Les données collectées seront partagées avec l’Université Marien-Ngouabi, où des étudiants en géologie appliquée pourront réaliser des mémoires sur les ravines urbaines. Cette collaboration académique vise à renforcer les compétences locales et à alimenter une base de données en libre accès pour les collectivités.
Appels solidaires de la société civile
Les associations de quartier ont, de leur côté, lancé une cagnotte mobile pour financer des sacs de sable et des brouettes de latérite. « Chacun participe selon ses moyens », indique Daniel Litomo, chef de famille, convaincu que la solidarité peut retarder la progression du gouffre.

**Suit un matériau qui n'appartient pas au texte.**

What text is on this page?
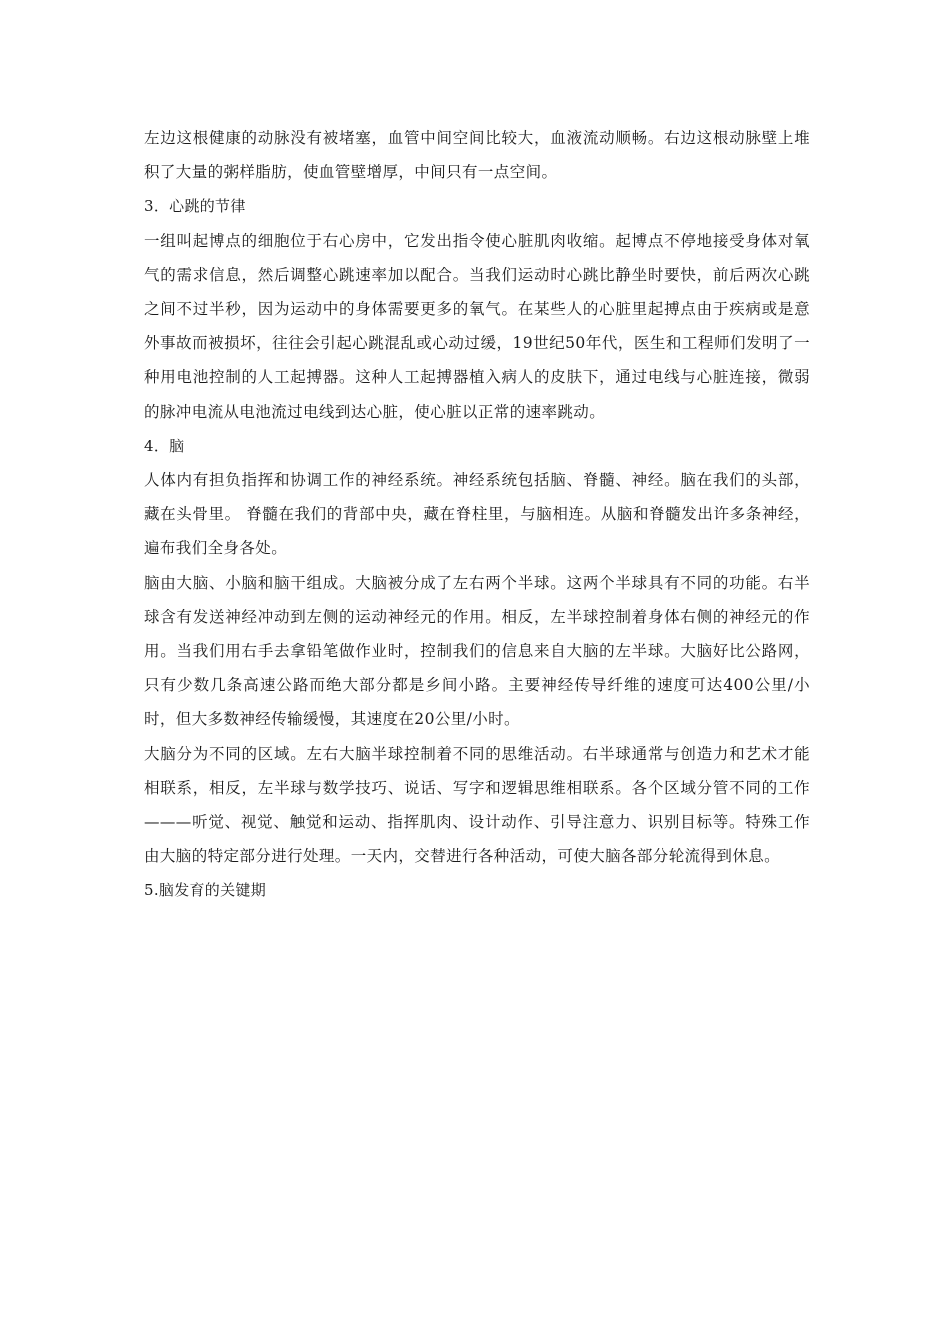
左边这根健康的动脉没有被堵塞，血管中间空间比较大，血液流动顺畅。右边这根动脉壁上堆积了大量的粥样脂肪，使血管壁增厚，中间只有一点空间。

3．心跳的节律

一组叫起博点的细胞位于右心房中，它发出指令使心脏肌肉收缩。起博点不停地接受身体对氧气的需求信息，然后调整心跳速率加以配合。当我们运动时心跳比静坐时要快，前后两次心跳之间不过半秒，因为运动中的身体需要更多的氧气。在某些人的心脏里起搏点由于疾病或是意外事故而被损坏，往往会引起心跳混乱或心动过缓，19世纪50年代，医生和工程师们发明了一种用电池控制的人工起搏器。这种人工起搏器植入病人的皮肤下，通过电线与心脏连接，微弱的脉冲电流从电池流过电线到达心脏，使心脏以正常的速率跳动。

4．脑

人体内有担负指挥和协调工作的神经系统。神经系统包括脑、脊髓、神经。脑在我们的头部，藏在头骨里。 脊髓在我们的背部中央，藏在脊柱里，与脑相连。从脑和脊髓发出许多条神经，遍布我们全身各处。

脑由大脑、小脑和脑干组成。大脑被分成了左右两个半球。这两个半球具有不同的功能。右半球含有发送神经冲动到左侧的运动神经元的作用。相反，左半球控制着身体右侧的神经元的作用。当我们用右手去拿铅笔做作业时，控制我们的信息来自大脑的左半球。大脑好比公路网，只有少数几条高速公路而绝大部分都是乡间小路。主要神经传导纤维的速度可达400公里/小时，但大多数神经传输缓慢，其速度在20公里/小时。

大脑分为不同的区域。左右大脑半球控制着不同的思维活动。右半球通常与创造力和艺术才能相联系，相反，左半球与数学技巧、说话、写字和逻辑思维相联系。各个区域分管不同的工作———听觉、视觉、触觉和运动、指挥肌肉、设计动作、引导注意力、识别目标等。特殊工作由大脑的特定部分进行处理。一天内，交替进行各种活动，可使大脑各部分轮流得到休息。

5.脑发育的关键期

Les scouts catholiques de la paroisse Saint-Kisito organisent également, chaque samedi, des corvées de ramassage d’ordures pour éviter que les déchets bouchent les petits drains existants. Leur action pédagogique lie protection de l’environnement et éducation citoyenne auprès des écoliers et de leurs parents.
Vers une réponse concertée et durable
À Brazzaville, plusieurs écoles ont déjà bénéficié de programmes anti-érosion, notamment à Madibou et à Kintélé. Les techniciens estiment que les retours d’expérience, en particulier l’utilisation de pierres volcaniques locales, serviront de guide pour la sécurisation rapide du site d’Itsali.
Dans l’attente, la direction de l’école a révisé le plan d’évacuation des classes et sensibilise les élèves aux gestes de sécurité. Les répétitions d’alerte, effectuées avant chaque forte pluie, apprennent aux enfants à gagner les zones les plus stables.
Pour le comité de parents d’élèves, le dossier dépasse la seule urgence matérielle. « Protéger l’école, c’est protéger l’avenir du quartier », insiste sa présidente, Micheline Ossiala. Le comité souhaite intégrer le chantier dans le grand plan national de résilience climatique piloté par le gouvernement.
Si le calendrier est respecté, les travaux pourraient débuter en octobre. D’ici là, chaque averse sera observée avec attention, comme un rappel de la fragilité des sols et de la nécessité, partagée par tous, de conjuguer expertise, financement et engagement citoyen durable.